Lo ha spiegato giovedì il Consiglio di Stato in risposta a una domanda del granconsigliere liberale Samuele Censi in relazione al funzionamento dello scambio di informazioni tra Grigioni e gli altri cantoni, in particolare il Ticino, e a un adeguamento delle procedure.
La domanda fa seguito alla vicenda di quattro persone legate alla camorra e alla ‘ndrangheta che risiedevano a Roveredo. A fine febbraio, nell’ambito di un’operazione internazionale contro il traffico di stupefacenti e il riciclaggio di denaro, sono state arrestate su territorio francese e italiano.

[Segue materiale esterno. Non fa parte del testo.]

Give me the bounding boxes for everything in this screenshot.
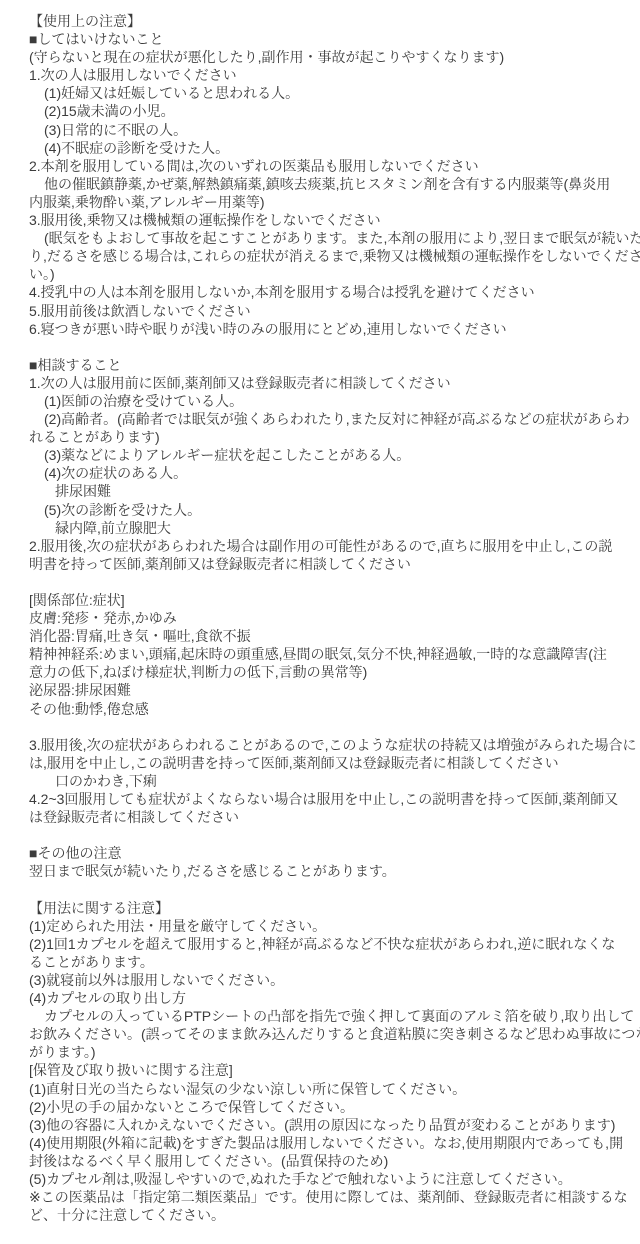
- text-line: (1)医師の治療を受けている人。: [29, 392, 612, 410]
- blank-line: [29, 573, 612, 591]
- text-line: 3.服用後,次の症状があらわれることがあるので,このような症状の持続又は増強がみ…: [29, 736, 612, 754]
- text-line: お飲みください。(誤ってそのまま飲み込んだりすると食道粘膜に突き刺さるなど思わぬ…: [29, 1025, 612, 1043]
- text-line: り,だるさを感じる場合は,これらの症状が消えるまで,乗物又は機械類の運転操作をし…: [29, 247, 612, 265]
- text-line: (3)就寝前以外は服用しないでください。: [29, 971, 612, 989]
- text-line: は登録販売者に相談してください: [29, 808, 612, 826]
- text-line: 排尿困難: [29, 482, 612, 500]
- text-line: 1.次の人は服用しないでください: [29, 66, 612, 84]
- list-label: [保管及び取り扱いに関する注意]: [29, 1061, 612, 1079]
- text-line: 6.寝つきが悪い時や眠りが浅い時のみの服用にとどめ,連用しないでください: [29, 320, 612, 338]
- text-line: (2)小児の手の届かないところで保管してください。: [29, 1098, 612, 1116]
- text-line: 5.服用前後は飲酒しないでください: [29, 302, 612, 320]
- text-line: 4.授乳中の人は本剤を服用しないか,本剤を服用する場合は授乳を避けてください: [29, 283, 612, 301]
- text-line: カプセルの入っているPTPシートの凸部を指先で強く押して裏面のアルミ箔を破り,取…: [29, 1007, 612, 1025]
- section-heading: 【使用上の注意】: [29, 12, 612, 30]
- text-line: (5)次の診断を受けた人。: [29, 501, 612, 519]
- text-line: れることがあります): [29, 428, 612, 446]
- text-line: (1)直射日光の当たらない湿気の少ない涼しい所に保管してください。: [29, 1080, 612, 1098]
- text-line: 泌尿器:排尿困難: [29, 681, 612, 699]
- text-line: (4)カプセルの取り出し方: [29, 989, 612, 1007]
- subsection-heading: ■してはいけないこと: [29, 30, 612, 48]
- text-line: (4)次の症状のある人。: [29, 464, 612, 482]
- text-line: 口のかわき,下痢: [29, 772, 612, 790]
- text-line: 内服薬,乗物酔い薬,アレルギー用薬等): [29, 193, 612, 211]
- text-line: 2.服用後,次の症状があらわれた場合は副作用の可能性があるので,直ちに服用を中止…: [29, 537, 612, 555]
- text-line: (3)薬などによりアレルギー症状を起こしたことがある人。: [29, 446, 612, 464]
- package-insert-document: 【使用上の注意】■してはいけないこと(守らないと現在の症状が悪化したり,副作用・…: [0, 0, 640, 1244]
- text-line: 消化器:胃痛,吐き気・嘔吐,食欲不振: [29, 627, 612, 645]
- text-line: 緑内障,前立腺肥大: [29, 519, 612, 537]
- text-line: (1)定められた用法・用量を厳守してください。: [29, 917, 612, 935]
- text-line: (5)カプセル剤は,吸湿しやすいので,ぬれた手などで触れないように注意してくださ…: [29, 1170, 612, 1188]
- text-line: 1.次の人は服用前に医師,薬剤師又は登録販売者に相談してください: [29, 374, 612, 392]
- text-line: (4)使用期限(外箱に記載)をすぎた製品は服用しないでください。なお,使用期限内…: [29, 1134, 612, 1152]
- text-line: 翌日まで眠気が続いたり,だるさを感じることがあります。: [29, 862, 612, 880]
- text-line: (3)他の容器に入れかえないでください。(誤用の原因になったり品質が変わることが…: [29, 1116, 612, 1134]
- text-line: (1)妊婦又は妊娠していると思われる人。: [29, 84, 612, 102]
- text-line: 意力の低下,ねぼけ様症状,判断力の低下,言動の異常等): [29, 663, 612, 681]
- subsection-heading: ■相談すること: [29, 356, 612, 374]
- blank-line: [29, 338, 612, 356]
- text-line: (守らないと現在の症状が悪化したり,副作用・事故が起こりやすくなります): [29, 48, 612, 66]
- text-line: ど、十分に注意してください。: [29, 1206, 612, 1224]
- text-line: 精神神経系:めまい,頭痛,起床時の頭重感,昼間の眠気,気分不快,神経過敏,一時的…: [29, 645, 612, 663]
- list-label: [関係部位:症状]: [29, 591, 612, 609]
- text-line: その他:動悸,倦怠感: [29, 700, 612, 718]
- text-line: (2)高齢者。(高齢者では眠気が強くあらわれたり,また反対に神経が高ぶるなどの症…: [29, 410, 612, 428]
- text-line: 封後はなるべく早く服用してください。(品質保持のため): [29, 1152, 612, 1170]
- text-line: (2)15歳未満の小児。: [29, 102, 612, 120]
- text-line: 2.本剤を服用している間は,次のいずれの医薬品も服用しないでください: [29, 157, 612, 175]
- text-line: (4)不眠症の診断を受けた人。: [29, 139, 612, 157]
- text-line: (3)日常的に不眠の人。: [29, 121, 612, 139]
- blank-line: [29, 718, 612, 736]
- page: { "page": { "background": "#ffffff", "te…: [0, 0, 640, 1244]
- text-line: (眠気をもよおして事故を起こすことがあります。また,本剤の服用により,翌日まで眠…: [29, 229, 612, 247]
- text-line: ※この医薬品は「指定第二類医薬品」です。使用に際しては、薬剤師、登録販売者に相談…: [29, 1188, 612, 1206]
- text-line: 3.服用後,乗物又は機械類の運転操作をしないでください: [29, 211, 612, 229]
- text-line: 皮膚:発疹・発赤,かゆみ: [29, 609, 612, 627]
- text-line: い。): [29, 265, 612, 283]
- blank-line: [29, 881, 612, 899]
- text-line: 明書を持って医師,薬剤師又は登録販売者に相談してください: [29, 555, 612, 573]
- document-body: 【使用上の注意】■してはいけないこと(守らないと現在の症状が悪化したり,副作用・…: [29, 12, 612, 1224]
- section-heading: 【用法に関する注意】: [29, 899, 612, 917]
- text-line: 他の催眠鎮静薬,かぜ薬,解熱鎮痛薬,鎮咳去痰薬,抗ヒスタミン剤を含有する内服薬等…: [29, 175, 612, 193]
- text-line: ることがあります。: [29, 953, 612, 971]
- subsection-heading: ■その他の注意: [29, 844, 612, 862]
- text-line: 4.2~3回服用しても症状がよくならない場合は服用を中止し,この説明書を持って医…: [29, 790, 612, 808]
- text-line: がります。): [29, 1043, 612, 1061]
- blank-line: [29, 826, 612, 844]
- text-line: (2)1回1カプセルを超えて服用すると,神経が高ぶるなど不快な症状があらわれ,逆…: [29, 935, 612, 953]
- text-line: は,服用を中止し,この説明書を持って医師,薬剤師又は登録販売者に相談してください: [29, 754, 612, 772]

Da allora la questione è al centro del dibattito politico.
Il modello ticinese
L’11 maggio 2009 il Ticino aveva adottato un sistema di autocertificazione per il rilascio dei permessi di dimora. Un provvedimento introdotto in seguito a un grave fatto di sangue avvenuto nell’estate precedente a Losone. La prassi cambiò poi nel 2015, con l’introduzione dell’obbligo di presentare il casellario giudiziale. Una nuova procedura decisa dopo una rapina commessa a Novazzano.

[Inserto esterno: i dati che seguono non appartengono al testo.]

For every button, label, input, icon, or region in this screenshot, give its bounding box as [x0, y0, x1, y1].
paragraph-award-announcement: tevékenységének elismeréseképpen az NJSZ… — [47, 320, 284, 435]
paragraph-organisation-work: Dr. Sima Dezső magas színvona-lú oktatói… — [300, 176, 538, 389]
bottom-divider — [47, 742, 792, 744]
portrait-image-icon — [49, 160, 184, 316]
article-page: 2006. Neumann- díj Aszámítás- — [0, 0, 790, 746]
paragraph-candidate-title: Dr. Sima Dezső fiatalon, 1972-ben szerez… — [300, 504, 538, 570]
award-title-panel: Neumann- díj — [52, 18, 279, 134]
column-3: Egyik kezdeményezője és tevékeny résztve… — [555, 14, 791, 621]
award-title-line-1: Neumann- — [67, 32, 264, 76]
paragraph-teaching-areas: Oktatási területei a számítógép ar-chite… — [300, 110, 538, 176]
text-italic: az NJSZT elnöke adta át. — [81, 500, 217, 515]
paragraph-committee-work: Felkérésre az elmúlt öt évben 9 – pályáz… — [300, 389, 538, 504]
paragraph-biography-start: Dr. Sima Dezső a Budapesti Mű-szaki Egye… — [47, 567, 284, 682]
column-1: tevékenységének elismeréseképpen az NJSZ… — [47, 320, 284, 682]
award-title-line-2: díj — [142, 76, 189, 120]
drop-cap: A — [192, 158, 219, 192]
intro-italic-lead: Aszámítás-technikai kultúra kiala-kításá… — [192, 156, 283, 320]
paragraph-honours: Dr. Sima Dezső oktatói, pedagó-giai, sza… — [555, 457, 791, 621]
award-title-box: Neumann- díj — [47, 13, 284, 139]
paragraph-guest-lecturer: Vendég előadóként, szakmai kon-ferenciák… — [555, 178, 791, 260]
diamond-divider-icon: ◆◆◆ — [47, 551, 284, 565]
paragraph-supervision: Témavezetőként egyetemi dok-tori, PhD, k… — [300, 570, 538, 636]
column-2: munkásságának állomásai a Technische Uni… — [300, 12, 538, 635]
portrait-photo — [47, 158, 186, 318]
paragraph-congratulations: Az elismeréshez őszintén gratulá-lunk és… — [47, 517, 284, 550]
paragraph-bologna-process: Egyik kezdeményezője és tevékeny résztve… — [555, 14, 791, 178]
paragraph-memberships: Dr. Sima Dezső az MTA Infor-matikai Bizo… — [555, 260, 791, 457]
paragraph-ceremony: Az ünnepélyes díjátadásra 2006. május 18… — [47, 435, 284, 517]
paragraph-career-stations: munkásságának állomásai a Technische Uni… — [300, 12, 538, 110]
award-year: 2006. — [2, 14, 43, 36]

https://rsi.cue.rsi.ch/info/ticino-grigioni-e-insubria/Grigioni-il-tema-dei-permessi-e-del-casellario-giudiziale-fa-discutere--3581967.html
Gli incontri in programma
A metà maggio, inoltre, è prevista una riunione a Roveredo tra i rappresentanti dei Comuni del Moesano, collaboratori dell’Ufficio del registro di commercio, la Procura pubblica e la Polizia cantonale dei Grigioni. A metà giugno, invece, è previsto un ulteriore incontro fra le forze dell’ordine del Canton Grigioni e del Canton Ticino.
Il Dipartimento di giustizia, sicurezza e sanità (DGSS), diretto dal consigliere di Stato Peter Peyer, sta inoltre valutando la possibilità di istituire un gruppo di lavoro con diversi uffici cantonali. L’obiettivo è sondare il margine di manovra per individuare, impedire e contrastare la criminalità organizzata nel Canton Grigioni. Secondo il consigliere di Stato Peyer la questione non si limita solo alla Mesolcina o alle valli meridionali: “La criminalità organizzata si sta espandendo in tutta la Svizzera”.